We would love a pool in our villa but with a budget of around 260,000 AED this is just not possible in Meadows 1/2, but I see that Meadows 9 it could be possible for this price..

Any suggestions and information is much appreciated!


----------



## TallyHo (Aug 21, 2011)

Meadows 9 is buried all the way in the back corner of Emirates Living, right opposite the pylons. I think it's the combination of the location and proximity to the pylons that makes it less desirable than the other Meadows.

There's more to Dubai than the Meadows, by the way. I also personally wouldn't want a pool while there's a toddler in the house. Most of the Meadows have community pools. 



Deb1976 said:


> Hello
> 
> My family will be moving to Dubai in 8 weeks time, we are in the process of trying to decide which area of Meadows to rent a villa in.
> 
> ...


----------



## Deb1976 (Jan 29, 2014)

TallyHo said:


> Meadows 9 is buried all the way in the back corner of Emirates Living, right opposite the pylons. I think it's the combination of the location and proximity to the pylons that makes it less desirable than the other Meadows.
> 
> There's more to Dubai than the Meadows, by the way. I also personally wouldn't want a pool while there's a toddler in the house. Most of the Meadows have community pools.


Thank you for your reply TallyHo.

Any suggestions on any other nice areas to check out? We have a month once we arrive in Dubai to find a suitable property.

Best regards


----------



## vantage (May 10, 2012)

Deb1976 said:


> Thank you for your reply TallyHo.
> 
> Any suggestions on any other nice areas to check out? We have a month once we arrive in Dubai to find a suitable property.
> 
> Best regards


a month is long enough to check out all areas of town. Virtually everyone has the 'one month' to sort out accommodation etc.

you are lucky that you already know where your child will be in school / nursery, which is a bigger headache than housing, and will probably keep you looking in that part of town.

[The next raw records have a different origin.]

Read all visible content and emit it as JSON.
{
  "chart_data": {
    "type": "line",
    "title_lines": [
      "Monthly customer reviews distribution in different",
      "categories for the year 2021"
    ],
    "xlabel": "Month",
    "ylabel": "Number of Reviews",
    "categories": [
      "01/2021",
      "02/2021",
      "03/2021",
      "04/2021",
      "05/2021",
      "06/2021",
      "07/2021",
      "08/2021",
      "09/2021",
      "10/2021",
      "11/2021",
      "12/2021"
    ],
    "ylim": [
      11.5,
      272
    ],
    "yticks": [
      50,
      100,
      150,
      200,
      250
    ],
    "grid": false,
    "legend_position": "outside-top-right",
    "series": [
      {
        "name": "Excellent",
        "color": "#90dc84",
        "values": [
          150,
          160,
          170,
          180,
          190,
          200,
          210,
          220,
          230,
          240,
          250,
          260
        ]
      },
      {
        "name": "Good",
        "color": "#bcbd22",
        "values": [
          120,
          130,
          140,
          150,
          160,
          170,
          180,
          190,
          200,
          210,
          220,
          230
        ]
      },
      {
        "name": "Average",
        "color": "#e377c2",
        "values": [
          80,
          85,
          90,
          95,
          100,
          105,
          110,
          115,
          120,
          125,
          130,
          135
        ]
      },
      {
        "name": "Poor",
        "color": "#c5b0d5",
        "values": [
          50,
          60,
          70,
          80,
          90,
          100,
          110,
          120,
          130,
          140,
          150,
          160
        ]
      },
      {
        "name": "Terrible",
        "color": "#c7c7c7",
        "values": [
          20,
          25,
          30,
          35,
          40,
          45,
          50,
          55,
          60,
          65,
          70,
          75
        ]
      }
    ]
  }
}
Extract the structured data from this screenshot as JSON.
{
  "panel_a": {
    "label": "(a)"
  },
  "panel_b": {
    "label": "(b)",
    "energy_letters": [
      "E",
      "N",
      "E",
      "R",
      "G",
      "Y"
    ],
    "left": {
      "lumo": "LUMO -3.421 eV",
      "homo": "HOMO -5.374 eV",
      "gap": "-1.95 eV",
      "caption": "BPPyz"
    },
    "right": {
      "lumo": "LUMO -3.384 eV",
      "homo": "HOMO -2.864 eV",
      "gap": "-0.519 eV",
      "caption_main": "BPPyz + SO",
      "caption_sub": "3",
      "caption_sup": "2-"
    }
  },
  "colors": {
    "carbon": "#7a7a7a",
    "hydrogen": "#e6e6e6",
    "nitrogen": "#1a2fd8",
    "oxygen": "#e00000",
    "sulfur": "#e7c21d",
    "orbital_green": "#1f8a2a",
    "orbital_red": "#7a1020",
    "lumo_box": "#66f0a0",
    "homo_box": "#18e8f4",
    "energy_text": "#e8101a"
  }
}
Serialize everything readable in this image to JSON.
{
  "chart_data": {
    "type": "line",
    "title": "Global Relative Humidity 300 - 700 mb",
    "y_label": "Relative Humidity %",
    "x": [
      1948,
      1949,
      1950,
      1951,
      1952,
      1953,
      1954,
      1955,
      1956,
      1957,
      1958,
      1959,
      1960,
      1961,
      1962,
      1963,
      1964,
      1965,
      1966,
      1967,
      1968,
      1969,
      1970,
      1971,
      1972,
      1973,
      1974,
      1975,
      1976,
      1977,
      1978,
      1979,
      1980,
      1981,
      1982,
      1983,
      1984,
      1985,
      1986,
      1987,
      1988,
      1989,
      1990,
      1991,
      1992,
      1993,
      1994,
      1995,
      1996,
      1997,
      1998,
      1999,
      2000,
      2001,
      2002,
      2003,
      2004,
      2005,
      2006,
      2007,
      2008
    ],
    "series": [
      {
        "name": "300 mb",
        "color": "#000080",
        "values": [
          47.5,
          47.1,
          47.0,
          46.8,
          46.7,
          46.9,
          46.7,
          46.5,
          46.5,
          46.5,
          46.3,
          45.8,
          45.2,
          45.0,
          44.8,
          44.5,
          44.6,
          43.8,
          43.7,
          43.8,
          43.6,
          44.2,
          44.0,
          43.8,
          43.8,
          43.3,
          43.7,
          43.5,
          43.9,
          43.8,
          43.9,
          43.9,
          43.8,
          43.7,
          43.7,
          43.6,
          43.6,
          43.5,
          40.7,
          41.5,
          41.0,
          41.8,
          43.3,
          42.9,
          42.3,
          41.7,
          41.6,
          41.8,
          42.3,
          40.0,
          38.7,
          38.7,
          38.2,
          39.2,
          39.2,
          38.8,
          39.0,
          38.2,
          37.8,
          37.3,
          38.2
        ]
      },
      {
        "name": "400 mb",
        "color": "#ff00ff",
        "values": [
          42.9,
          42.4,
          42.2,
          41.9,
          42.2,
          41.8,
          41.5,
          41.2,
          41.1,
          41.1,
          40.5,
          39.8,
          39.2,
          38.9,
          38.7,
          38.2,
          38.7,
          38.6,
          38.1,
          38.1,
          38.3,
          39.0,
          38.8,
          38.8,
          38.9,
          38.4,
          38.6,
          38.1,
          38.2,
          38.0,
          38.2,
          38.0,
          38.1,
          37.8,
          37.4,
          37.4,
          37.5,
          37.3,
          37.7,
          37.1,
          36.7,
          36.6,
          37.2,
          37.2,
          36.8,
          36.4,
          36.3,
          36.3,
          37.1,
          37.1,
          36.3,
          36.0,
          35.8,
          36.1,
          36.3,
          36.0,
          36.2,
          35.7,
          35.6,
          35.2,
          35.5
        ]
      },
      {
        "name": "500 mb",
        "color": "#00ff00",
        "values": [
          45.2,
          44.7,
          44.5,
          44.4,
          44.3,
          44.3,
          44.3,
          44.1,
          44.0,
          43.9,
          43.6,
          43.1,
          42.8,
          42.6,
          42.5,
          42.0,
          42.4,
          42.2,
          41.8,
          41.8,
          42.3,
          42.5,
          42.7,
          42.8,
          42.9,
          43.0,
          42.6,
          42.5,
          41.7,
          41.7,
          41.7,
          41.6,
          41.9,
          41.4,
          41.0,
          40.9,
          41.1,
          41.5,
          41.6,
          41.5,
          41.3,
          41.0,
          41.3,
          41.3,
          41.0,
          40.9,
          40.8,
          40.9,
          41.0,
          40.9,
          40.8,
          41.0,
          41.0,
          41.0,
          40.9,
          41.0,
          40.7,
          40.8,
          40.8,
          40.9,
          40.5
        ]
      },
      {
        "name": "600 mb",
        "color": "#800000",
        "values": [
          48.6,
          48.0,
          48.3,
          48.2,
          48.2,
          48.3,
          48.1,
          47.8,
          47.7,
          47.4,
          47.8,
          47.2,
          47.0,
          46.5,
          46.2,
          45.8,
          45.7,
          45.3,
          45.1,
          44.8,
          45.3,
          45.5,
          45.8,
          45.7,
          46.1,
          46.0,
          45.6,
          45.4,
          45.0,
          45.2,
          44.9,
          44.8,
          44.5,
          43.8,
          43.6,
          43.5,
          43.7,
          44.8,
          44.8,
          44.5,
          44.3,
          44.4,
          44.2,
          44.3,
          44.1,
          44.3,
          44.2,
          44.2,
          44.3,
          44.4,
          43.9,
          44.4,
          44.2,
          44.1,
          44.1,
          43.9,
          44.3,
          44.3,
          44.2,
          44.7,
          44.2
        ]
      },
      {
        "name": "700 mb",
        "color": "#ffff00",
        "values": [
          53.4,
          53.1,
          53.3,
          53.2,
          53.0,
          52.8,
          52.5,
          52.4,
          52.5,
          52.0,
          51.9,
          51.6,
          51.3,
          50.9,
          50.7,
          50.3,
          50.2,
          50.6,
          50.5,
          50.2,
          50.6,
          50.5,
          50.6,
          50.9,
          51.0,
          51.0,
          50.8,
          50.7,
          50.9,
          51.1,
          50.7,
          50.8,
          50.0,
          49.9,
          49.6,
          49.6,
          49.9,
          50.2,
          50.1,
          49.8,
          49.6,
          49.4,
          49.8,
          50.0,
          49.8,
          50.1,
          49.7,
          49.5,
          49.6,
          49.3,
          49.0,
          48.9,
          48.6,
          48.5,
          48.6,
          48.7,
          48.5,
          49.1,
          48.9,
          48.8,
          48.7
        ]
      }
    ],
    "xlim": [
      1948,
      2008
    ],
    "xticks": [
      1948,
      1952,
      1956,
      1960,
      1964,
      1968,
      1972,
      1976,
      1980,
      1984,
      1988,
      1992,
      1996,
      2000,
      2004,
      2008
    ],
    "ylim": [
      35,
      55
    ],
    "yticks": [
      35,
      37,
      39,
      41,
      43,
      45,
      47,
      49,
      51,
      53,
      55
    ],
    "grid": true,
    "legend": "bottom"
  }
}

i'll second the comment about pools and toddlers..
Community pools also tend to be bigger than private pools, and a private pool will cost you a lot to heat / cool etc.


----------



## Deb1976 (Jan 29, 2014)

vantage said:


> a month is long enough to check out all areas of town. Virtually everyone has the 'one month' to sort out accommodation etc.
> 
> you are lucky that you already know where your child will be in school / nursery, which is a bigger headache than housing, and will probably keep you looking in that part of town.
> 
> ...


Thanks for your reply Vantage.

Point taken on the pool, I was hoping to actually install a gate that surrounded the pool should the owner allow us to do so. But thinking about it now I do agree a community pool is the better option.


----------